Nursing Students Receive White Coats as New Tradition Begins at CNR
October 4, 2018
A new tradition began at CNR on Monday, October 1, as more than 100 nursing students participated in the College’s first White Coat Ceremony. The ceremony, which was initiated in 1993 by the Arnold P. Gold Foundation, is now held at hundreds of schools throughout the country to mark the start of clinical practice. In addition to reciting the oath to compassionate patient care, students are officially “cloaked” in the iconic white coat that signifies their status as healthcare professionals.
“This White Coat Ceremony marks the introduction into your role in human caring,” said Dr. Debra Simons, dean of the School of Nursing & Healthcare Professions. “It serves to welcome you to healthcare practice and elevate the value of humanism as the core of healthcare.”
The College’s inaugural White Coat Ceremony was supported by the Gold Foundation through a grant generously given by Foundation board trustee Elaine Adler and administered through a partnership with the American Association of Colleges of Nursing.
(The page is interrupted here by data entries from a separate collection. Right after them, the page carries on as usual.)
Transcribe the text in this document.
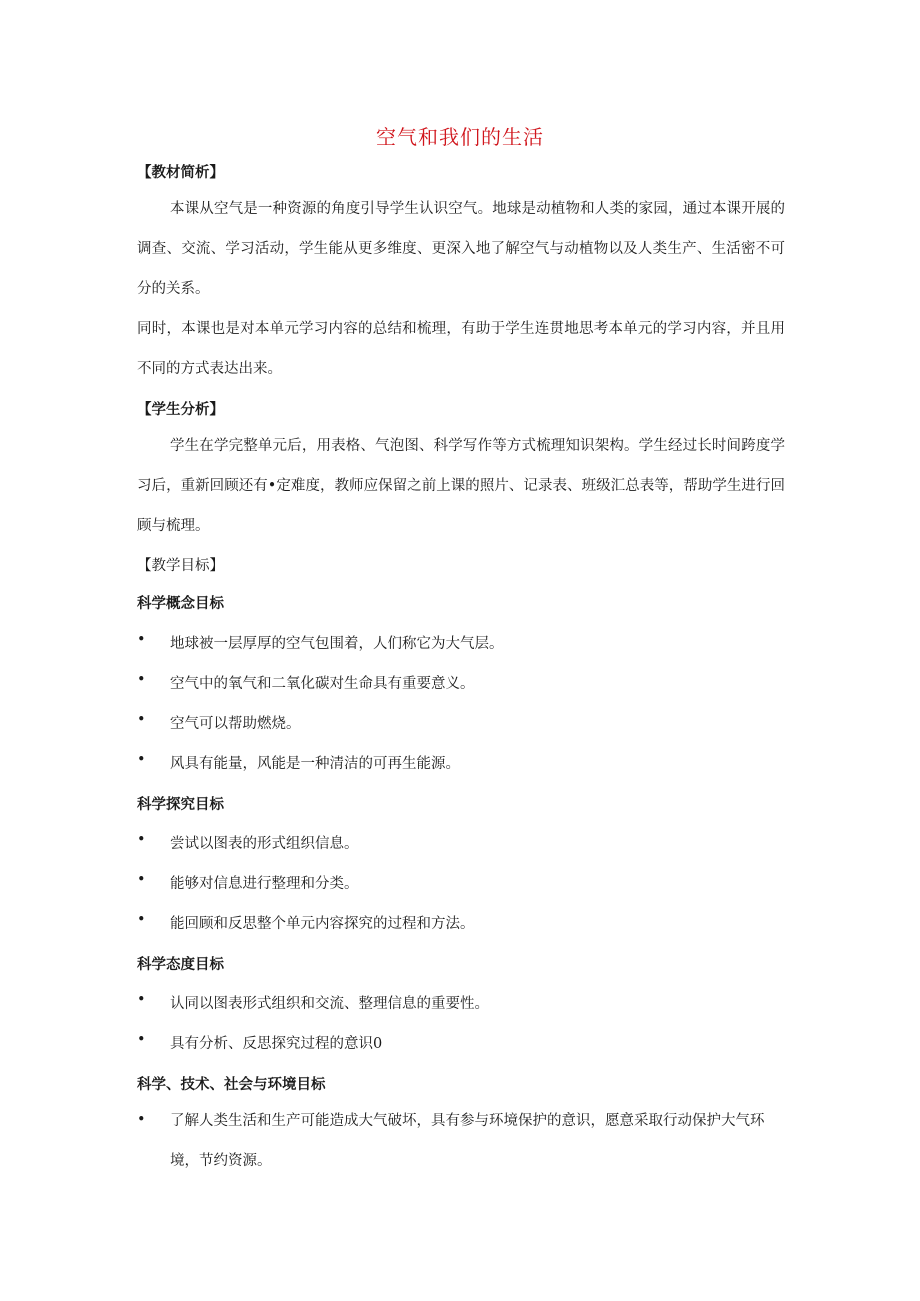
空气和我们的生活
【教材简析】

本课从空气是一种资源的角度引导学生认识空气。地球是动植物和人类的家园，通过本课开展的调查、交流、学习活动，学生能从更多维度、更深入地了解空气与动植物以及人类生产、生活密不可分的关系。

同时，本课也是对本单元学习内容的总结和梳理，有助于学生连贯地思考本单元的学习内容，并且用不同的方式表达出来。

【学生分析】

学生在学完整单元后，用表格、气泡图、科学写作等方式梳理知识架构。学生经过长时间跨度学习后，重新回顾还有•定难度，教师应保留之前上课的照片、记录表、班级汇总表等，帮助学生进行回顾与梳理。

【教学目标】
科学概念目标
• 地球被一层厚厚的空气包围着，人们称它为大气层。
• 空气中的氧气和二氧化碳对生命具有重要意义。
• 空气可以帮助燃烧。
• 风具有能量，风能是一种清洁的可再生能源。
科学探究目标
• 尝试以图表的形式组织信息。
• 能够对信息进行整理和分类。
• 能回顾和反思整个单元内容探究的过程和方法。
科学态度目标
• 认同以图表形式组织和交流、整理信息的重要性。
• 具有分析、反思探究过程的意识0
科学、技术、社会与环境目标
• 了解人类生活和生产可能造成大气破坏，具有参与环境保护的意识，愿意采取行动保护大气环境，节约资源。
During the ceremony, the nursing students were greeted by Student Nurses Association President Dwayne Husbands, who urged them to get more involved in Association activities, which include blood drives, opioid overdose prevention training, and numerous leadership opportunities.
Addressing the students, CNR alumna Jeanne Whalen DeMarzo SNHP’83 emphasized the importance of placing humanism front and center in their healthcare practice. She went on to encourage the students to work to develop relationships with their patients and families and that taking the time to listen could make all the difference in the world. “In the words of Mother Teresa, ‘kind words can be short and easy to speak but their echoes are truly endless,’” she said.
As students came forward to be officially “cloaked” in their white coat, there were many hugs and smiles exchanged with faculty and fellow students, as they celebrated the next important phase in their nursing education at CNR.
“We trust that this ceremony today helps instill in each of you – a stronger sense of responsibility for the privilege each of you will have in caring for your patients; that you will be inspired by the legacy of Dr. Gold and his deep sense of compassion and his enormous heart; and that each of you as a CNR nursing student will be dedicated to the oath to compassionate patient care you took today,” said Dr. Adrienne Wald, assistant professor of nursing.